The post-9/11 era gave these institutions renewed global license. Under the cover of the War on Terror, Britain’s military elite returned to the Global South with impunity, just as their forebears had done under the empire. Afghanistan and Iraq were not exceptional theatres of conflict—they were new stages for old habits. The illusion of professionalism and moral superiority, endlessly marketed to the public, concealed a brutal reality: secretive raids, the killing of civilians, falsified reports, and a total lack of accountability.
Sodomy, rape, the murder of children, the deletion of evidence from military servers—none of this shocks those who understand the history.
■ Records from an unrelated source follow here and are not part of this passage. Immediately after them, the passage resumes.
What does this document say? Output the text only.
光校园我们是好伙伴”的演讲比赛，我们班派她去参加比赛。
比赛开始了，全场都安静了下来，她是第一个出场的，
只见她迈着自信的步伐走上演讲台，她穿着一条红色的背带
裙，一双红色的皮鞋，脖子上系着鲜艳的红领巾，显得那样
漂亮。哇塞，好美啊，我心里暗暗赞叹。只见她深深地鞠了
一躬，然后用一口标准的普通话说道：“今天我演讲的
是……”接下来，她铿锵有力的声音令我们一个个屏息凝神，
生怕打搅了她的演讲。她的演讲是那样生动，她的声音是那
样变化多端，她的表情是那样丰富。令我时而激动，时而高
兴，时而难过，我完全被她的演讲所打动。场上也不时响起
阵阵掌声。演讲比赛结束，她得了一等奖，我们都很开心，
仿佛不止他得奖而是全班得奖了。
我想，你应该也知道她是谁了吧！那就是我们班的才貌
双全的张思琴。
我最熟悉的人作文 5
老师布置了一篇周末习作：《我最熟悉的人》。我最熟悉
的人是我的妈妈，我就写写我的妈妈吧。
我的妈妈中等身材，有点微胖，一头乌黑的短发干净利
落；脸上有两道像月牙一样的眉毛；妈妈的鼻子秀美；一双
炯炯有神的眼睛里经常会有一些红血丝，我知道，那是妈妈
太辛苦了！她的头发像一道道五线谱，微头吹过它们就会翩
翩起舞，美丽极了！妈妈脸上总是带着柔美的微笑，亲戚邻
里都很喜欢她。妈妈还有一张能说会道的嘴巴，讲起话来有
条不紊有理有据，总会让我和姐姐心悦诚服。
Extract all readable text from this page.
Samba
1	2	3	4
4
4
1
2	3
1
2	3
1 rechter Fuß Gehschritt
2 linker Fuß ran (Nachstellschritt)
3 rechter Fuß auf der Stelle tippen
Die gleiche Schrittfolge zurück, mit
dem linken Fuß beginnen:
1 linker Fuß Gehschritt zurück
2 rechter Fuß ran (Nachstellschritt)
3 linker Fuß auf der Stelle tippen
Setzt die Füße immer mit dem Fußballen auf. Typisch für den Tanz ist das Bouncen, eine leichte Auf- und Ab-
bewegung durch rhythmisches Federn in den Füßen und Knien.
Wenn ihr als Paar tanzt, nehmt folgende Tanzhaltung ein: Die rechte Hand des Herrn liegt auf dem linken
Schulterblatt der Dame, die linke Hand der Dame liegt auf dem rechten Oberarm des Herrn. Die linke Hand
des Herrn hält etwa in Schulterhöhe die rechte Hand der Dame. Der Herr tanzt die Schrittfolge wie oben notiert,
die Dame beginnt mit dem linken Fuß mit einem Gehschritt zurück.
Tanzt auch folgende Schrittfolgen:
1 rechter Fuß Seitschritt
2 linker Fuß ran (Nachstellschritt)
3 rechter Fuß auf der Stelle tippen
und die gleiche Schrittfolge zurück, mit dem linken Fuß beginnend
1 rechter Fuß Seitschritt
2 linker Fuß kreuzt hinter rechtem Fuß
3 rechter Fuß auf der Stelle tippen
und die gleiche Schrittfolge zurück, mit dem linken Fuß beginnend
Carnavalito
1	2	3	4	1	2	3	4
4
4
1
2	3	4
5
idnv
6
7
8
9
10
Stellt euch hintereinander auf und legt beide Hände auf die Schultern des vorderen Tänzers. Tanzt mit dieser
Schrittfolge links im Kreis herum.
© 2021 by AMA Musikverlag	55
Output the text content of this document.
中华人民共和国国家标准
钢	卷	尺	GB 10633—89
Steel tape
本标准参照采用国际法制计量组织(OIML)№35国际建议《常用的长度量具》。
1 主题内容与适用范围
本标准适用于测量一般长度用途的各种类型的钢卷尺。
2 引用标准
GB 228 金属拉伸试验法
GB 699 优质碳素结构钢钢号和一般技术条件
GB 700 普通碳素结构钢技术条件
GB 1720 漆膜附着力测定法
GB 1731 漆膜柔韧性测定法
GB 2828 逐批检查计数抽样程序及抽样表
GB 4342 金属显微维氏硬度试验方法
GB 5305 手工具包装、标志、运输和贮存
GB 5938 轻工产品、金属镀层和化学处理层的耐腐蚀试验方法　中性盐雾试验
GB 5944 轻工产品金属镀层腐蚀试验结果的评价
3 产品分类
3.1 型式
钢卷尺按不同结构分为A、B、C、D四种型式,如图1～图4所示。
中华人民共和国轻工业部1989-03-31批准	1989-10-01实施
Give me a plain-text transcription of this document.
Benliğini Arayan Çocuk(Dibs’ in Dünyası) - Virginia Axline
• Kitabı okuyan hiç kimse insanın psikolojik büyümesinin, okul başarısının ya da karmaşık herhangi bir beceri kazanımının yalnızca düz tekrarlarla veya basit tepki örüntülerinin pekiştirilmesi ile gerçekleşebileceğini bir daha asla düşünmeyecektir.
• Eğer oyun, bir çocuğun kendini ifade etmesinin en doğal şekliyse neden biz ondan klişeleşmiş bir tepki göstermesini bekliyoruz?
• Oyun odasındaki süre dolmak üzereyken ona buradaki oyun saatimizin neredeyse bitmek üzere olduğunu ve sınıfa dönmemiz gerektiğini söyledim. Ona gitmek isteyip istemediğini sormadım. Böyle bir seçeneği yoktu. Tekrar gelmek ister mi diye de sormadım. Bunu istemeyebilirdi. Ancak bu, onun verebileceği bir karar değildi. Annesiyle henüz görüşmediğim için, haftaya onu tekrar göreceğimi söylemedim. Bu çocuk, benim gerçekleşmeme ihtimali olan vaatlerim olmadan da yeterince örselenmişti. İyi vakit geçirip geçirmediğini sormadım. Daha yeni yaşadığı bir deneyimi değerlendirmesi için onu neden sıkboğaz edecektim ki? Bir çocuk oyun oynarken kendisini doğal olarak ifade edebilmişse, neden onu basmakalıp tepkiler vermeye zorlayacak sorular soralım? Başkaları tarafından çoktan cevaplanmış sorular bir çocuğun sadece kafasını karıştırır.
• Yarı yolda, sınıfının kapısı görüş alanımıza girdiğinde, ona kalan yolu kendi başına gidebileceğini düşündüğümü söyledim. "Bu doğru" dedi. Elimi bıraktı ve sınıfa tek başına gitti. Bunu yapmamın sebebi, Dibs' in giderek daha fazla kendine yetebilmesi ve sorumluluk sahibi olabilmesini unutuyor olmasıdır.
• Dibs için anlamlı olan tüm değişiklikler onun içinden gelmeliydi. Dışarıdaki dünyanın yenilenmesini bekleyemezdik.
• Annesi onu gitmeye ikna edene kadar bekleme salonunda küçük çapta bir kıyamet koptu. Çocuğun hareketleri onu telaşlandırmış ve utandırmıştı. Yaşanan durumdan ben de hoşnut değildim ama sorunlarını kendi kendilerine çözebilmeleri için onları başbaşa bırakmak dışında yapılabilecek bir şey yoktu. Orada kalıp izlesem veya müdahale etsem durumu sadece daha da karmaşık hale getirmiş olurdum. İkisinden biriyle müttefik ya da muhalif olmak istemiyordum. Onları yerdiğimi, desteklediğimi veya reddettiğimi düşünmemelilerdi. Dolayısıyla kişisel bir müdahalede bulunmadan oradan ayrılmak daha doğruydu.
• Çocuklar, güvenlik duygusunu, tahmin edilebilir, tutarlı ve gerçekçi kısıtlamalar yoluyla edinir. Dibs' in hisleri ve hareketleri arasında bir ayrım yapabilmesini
These are not isolated abuses; they are part of the institutional DNA. What has changed is not the conduct, but the exposure. In the digital age, footage, documents and testimonies are harder to bury.
Waving the Union Jack and pretending Britain has played no part in global war crimes is a national pastime. However, the Panorama programme did not reveal anything new. It simply validated what many communities across Asia, Africa and the Middle East have known for generations: that British military institutions are not symbols of order, but enforcers of empire.
This is not a moment of “shock horror.” It is merely another confirmation of what has always been true. The question is no longer whether these crimes happened, but who will be brave enough to say so next. Britain will not confront the violence woven into the fabric of its military institutions—because that violence is not a deviation, but their very foundation. Every whistleblower, every inquiry, every leaked document only reaffirms what countless victims have long known: this is business as usual.